Paul Thomas Anderson has been threatening to go rogue for a while now. Punch Drunk Love, billed as a rom-com, intermittently slipped into the kind of dark humour only Todd Solondz dare goes. The Master began to loosen the strands of conventional narrative, but kept bums on seats with its critique of cultish behaviour and Oscar-friendly performances. Inherent Vice goes one step further. Based on a demanding book by Thomas Pynchon – a notoriously difficult writer – Anderson’s adaptation of 70s-era noir stubbornly remains faithful to its source material.
Inherent Vice’s premise is typical crime fiction. Doc Sportello, a bumbling private investigator, played by the irrepressible Joaquim Phoenix, is drawn into a web of deceit and drug smuggling by an ex-girlfriend. What unfolds is an enigmatic, yet languidly paced, crime yarn. It’s as if Doc’s incessant drug haze saturates the plot, leaving it devoid of focused storytelling. Anderson’s consciously elusive style will alienate audiences. Emotional investment has no place in this lurid, obscure tale.
As sheer entertainment, Inherent Vice falls short. The film’s trailer promised a comic romp similar to The Big Lebowski, but for its considerable run time, the humour is sparse. Anderson, meticulous as ever, clearly relishes the challenge of Pynchon’s book, and the film is evidently a genuine labour of love. Unfortunately, genius and solipsism make common bed fellows: there is a lack of spirit and vigour here, leaving the viewer with the cinematic equivalent of indigestion.
While the film is disappointingly detached, 70s America is expertly realised and the film is a technical success. The subtlety of the narration, music, and the soft focus, slightly off-centre camera work all perfectly capture a time and place. Anderson has created a hermetically sealed world, without resorting to glaring cultural iconography or a predictably congested soundtrack. The cast deliver strong performances, especially Phoenix and Josh Brolin – and the innately funny Martin Short hogs his scenes, bringing some short-lived levity to proceedings.

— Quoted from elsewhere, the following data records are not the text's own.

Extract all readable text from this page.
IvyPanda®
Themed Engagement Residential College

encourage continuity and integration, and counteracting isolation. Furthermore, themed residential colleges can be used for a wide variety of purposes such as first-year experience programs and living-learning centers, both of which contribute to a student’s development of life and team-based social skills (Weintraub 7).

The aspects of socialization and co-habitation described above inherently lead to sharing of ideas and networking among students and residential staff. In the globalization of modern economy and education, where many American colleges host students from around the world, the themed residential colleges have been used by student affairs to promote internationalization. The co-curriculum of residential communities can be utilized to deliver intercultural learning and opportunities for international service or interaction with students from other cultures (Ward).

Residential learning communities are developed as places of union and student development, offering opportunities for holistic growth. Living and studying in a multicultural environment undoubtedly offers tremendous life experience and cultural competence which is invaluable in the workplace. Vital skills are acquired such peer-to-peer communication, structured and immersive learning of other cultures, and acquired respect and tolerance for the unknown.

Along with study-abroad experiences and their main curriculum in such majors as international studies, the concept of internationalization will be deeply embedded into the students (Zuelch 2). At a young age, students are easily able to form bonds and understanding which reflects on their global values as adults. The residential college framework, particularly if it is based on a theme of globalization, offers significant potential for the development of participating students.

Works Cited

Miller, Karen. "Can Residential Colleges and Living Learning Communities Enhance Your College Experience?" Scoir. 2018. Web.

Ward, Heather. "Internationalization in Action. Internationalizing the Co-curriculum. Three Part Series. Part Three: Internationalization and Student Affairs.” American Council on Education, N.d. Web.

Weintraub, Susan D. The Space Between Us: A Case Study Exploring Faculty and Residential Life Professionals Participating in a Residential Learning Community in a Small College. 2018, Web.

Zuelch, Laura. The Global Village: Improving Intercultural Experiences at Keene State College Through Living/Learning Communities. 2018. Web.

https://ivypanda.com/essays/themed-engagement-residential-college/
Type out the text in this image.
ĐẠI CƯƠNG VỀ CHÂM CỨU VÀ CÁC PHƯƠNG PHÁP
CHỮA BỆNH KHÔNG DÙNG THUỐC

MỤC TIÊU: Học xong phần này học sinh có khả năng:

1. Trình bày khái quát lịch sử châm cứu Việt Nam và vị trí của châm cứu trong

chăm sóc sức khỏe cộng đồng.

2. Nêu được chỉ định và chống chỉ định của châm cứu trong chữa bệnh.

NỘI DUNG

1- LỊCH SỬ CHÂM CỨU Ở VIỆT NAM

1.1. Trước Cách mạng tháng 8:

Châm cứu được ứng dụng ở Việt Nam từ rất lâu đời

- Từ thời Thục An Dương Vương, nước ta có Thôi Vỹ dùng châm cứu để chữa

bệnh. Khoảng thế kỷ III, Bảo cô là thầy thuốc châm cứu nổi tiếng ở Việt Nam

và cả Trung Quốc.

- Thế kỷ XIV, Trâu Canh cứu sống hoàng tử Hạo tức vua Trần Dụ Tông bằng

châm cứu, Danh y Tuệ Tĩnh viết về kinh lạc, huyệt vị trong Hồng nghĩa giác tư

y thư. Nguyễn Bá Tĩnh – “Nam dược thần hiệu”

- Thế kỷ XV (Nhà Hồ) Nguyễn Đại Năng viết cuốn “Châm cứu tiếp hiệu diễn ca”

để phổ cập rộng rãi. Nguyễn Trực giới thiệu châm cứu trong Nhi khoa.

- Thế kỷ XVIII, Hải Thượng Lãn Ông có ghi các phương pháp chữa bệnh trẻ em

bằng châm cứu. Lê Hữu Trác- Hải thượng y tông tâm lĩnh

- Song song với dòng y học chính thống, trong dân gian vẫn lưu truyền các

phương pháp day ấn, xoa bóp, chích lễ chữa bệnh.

The writing itself is on point, with the dialogue feeling organic, Coen-esque at times. However, character motivation and the film’s timeline are slaves to misfiring memory and distorted perceptions, making for puzzling and at times opaque interactions between characters. Because the film avoids full climax and resolution, one is left frustrated knowing Anderson’s priority here is exercising his skill as a fine-combed, fastidious director. Expect a detailed but largely unrewarding experience.
Inherent Vice is released nationwide on 30th January 2015.